Et puis, ayant atteint la porte, à l’octroi, on passe encore devant le bureau moisi où végète le petit employé vert. C’est tout près alors. Les chiens de la zone sont à leur poste d’aboi. Sous un bec de gaz, il y a des fleurs quand même, celles de la marchande qui attend toujours là les morts qui passent d’un jour à l’autre, d’une heure à l’autre. Le cimetière, un autre encore, à côté, et puis le boulevard de la Révolte. Il monte avec toutes ses lampes, droit et large en plein dans la nuit. Y a qu’à suivre, à gauche. C’était ma rue. Il n’y avait vraiment personne à rencontrer. Tout de même, j’aurais bien voulu être ailleurs et loin. J’aurais aussi voulu avoir des chaussons pour qu’on m’entende pas du tout rentrer chez moi. J’y étais cependant pour rien, moi, si Bébert n’allait pas mieux du tout. J’avais fait mon possible. Rien à me reprocher. C’était pas de ma faute si on ne pouvait rien dans des cas comme ceux-là. Je suis parvenu jusque devant sa porte et, je le croyais, sans avoir été remarqué.

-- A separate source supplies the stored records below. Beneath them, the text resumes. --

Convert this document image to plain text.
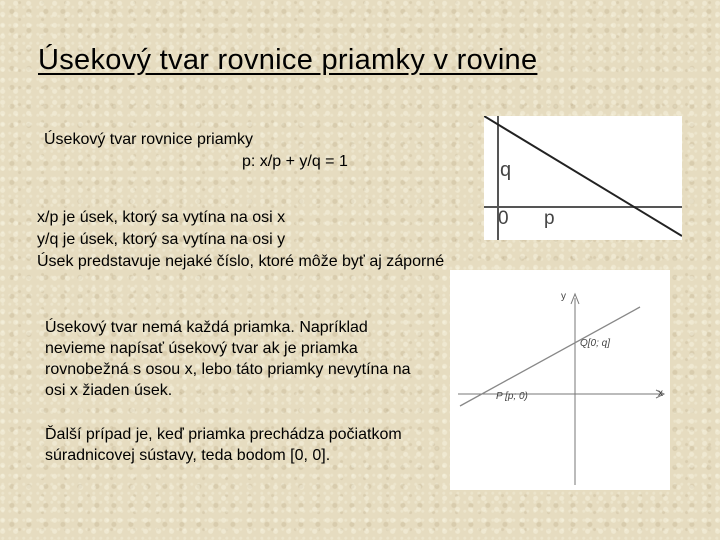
Úsekový tvar rovnice priamky v rovine
Úsekový tvar rovnice priamky
p: x/p + y/q = 1
x/p je úsek, ktorý sa vytína na osi x
y/q je úsek, ktorý sa vytína na osi y
Úsek predstavuje nejaké číslo, ktoré môže byť aj záporné
Úsekový tvar nemá každá priamka. Napríklad
nevieme napísať úsekový tvar ak je priamka
rovnobežná s osou x, lebo táto priamky nevytína na
osi x žiaden úsek.
Ďalší prípad je, keď priamka prechádza počiatkom
súradnicovej sústavy, teda bodom [0, 0].
q
0 p
y
x
Q[0; q]
P [p; 0)
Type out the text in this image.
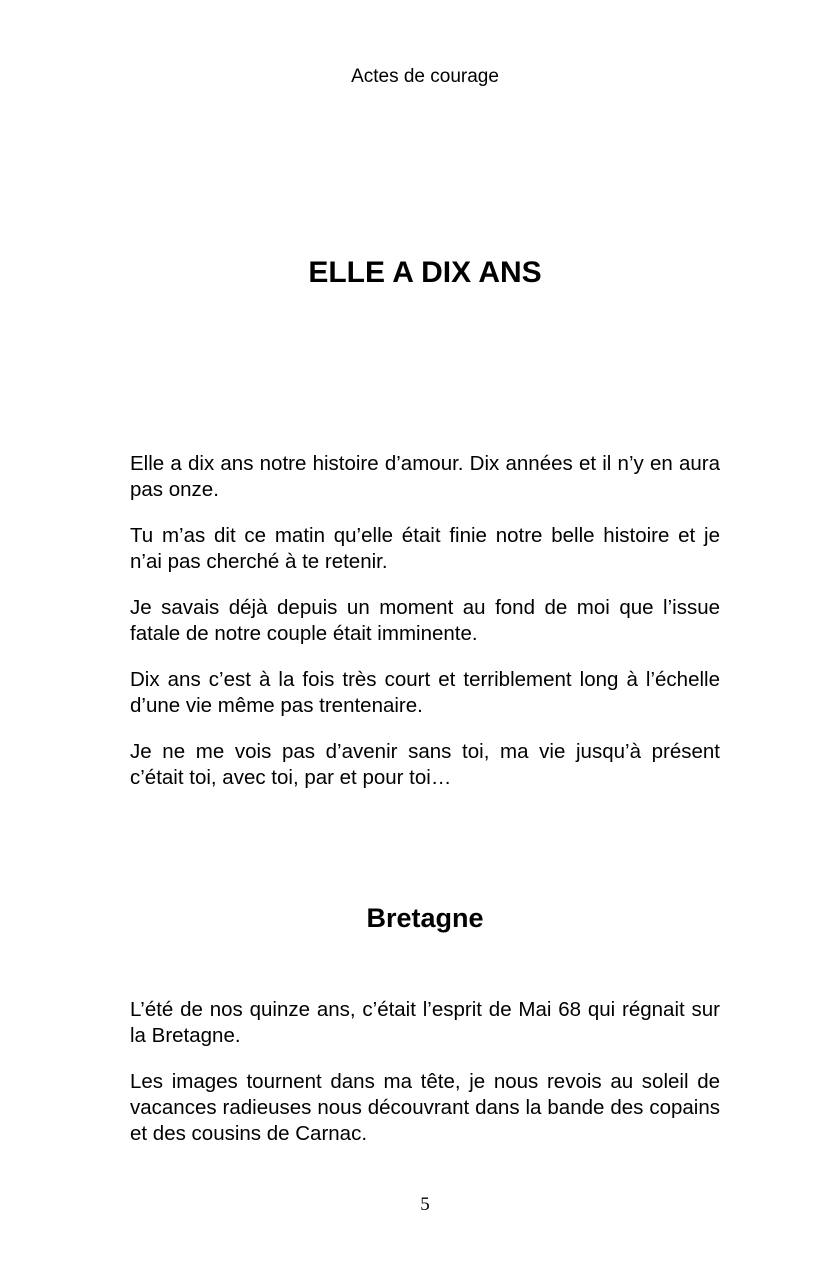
Actes de courage
ELLE A DIX ANS

Elle a dix ans notre histoire d’amour. Dix années et il n’y en aura pas onze.

Tu m’as dit ce matin qu’elle était finie notre belle histoire et je n’ai pas cherché à te retenir.

Je savais déjà depuis un moment au fond de moi que l’issue fatale de notre couple était imminente.

Dix ans c’est à la fois très court et terriblement long à l’échelle d’une vie même pas trentenaire.

Je ne me vois pas d’avenir sans toi, ma vie jusqu’à présent c’était toi, avec toi, par et pour toi…

Bretagne

L’été de nos quinze ans, c’était l’esprit de Mai 68 qui régnait sur la Bretagne.

Les images tournent dans ma tête, je nous revois au soleil de vacances radieuses nous découvrant dans la bande des copains et des cousins de Carnac.

5
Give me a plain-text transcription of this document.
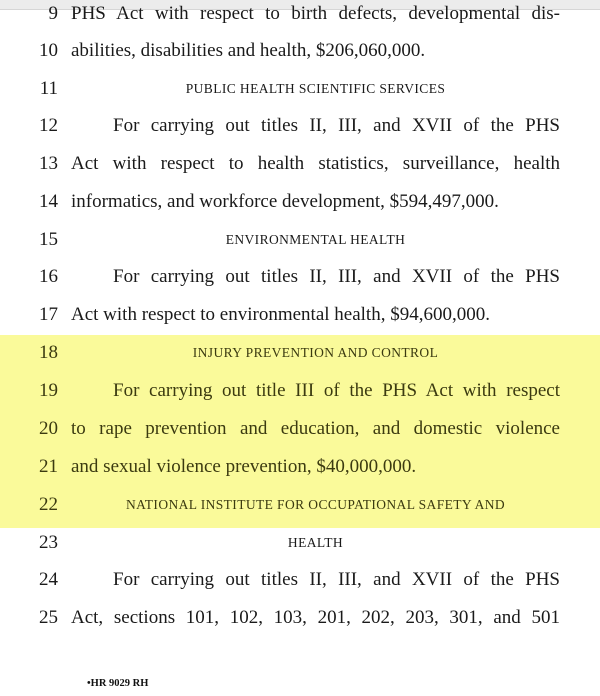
9 PHS Act with respect to birth defects, developmental dis-
10 abilities, disabilities and health, $206,060,000.
11	PUBLIC HEALTH SCIENTIFIC SERVICES
12	For carrying out titles II, III, and XVII of the PHS
13 Act with respect to health statistics, surveillance, health
14 informatics, and workforce development, $594,497,000.
15	ENVIRONMENTAL HEALTH
16	For carrying out titles II, III, and XVII of the PHS
17 Act with respect to environmental health, $94,600,000.
18	INJURY PREVENTION AND CONTROL
19	For carrying out title III of the PHS Act with respect
20 to rape prevention and education, and domestic violence
21 and sexual violence prevention, $40,000,000.
22	NATIONAL INSTITUTE FOR OCCUPATIONAL SAFETY AND
23	HEALTH
24	For carrying out titles II, III, and XVII of the PHS
25 Act, sections 101, 102, 103, 201, 202, 203, 301, and 501
•HR 9029 RH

Et puis, une fois monté, sans ouvrir les persiennes, j’ai regardé par les fentes pour voir s’il y avait toujours des gens à parler devant chez Bébert. Il en sortait encore quelques uns des visiteurs, de la maison, mais ils n’avaient pas le même air qu’hier, les visiteurs. Une femme de ménage des environs, que je connaissais bien, pleurnichait en sortant. « On dirait décidément que ça va encore plus mal, que je me disais. En tout cas, ça va sûrement pas mieux… Peut-être qu’il est déjà passé, que je me disais. Puisqu’il y en a une qui pleure déjà ! » La journée était finie. Je cherchais quand même si j’y étais pour rien dans tout ça. C’était froid et silencieux chez moi. Comme une petite nuit dans un coin de la grande, exprès pour moi tout seul.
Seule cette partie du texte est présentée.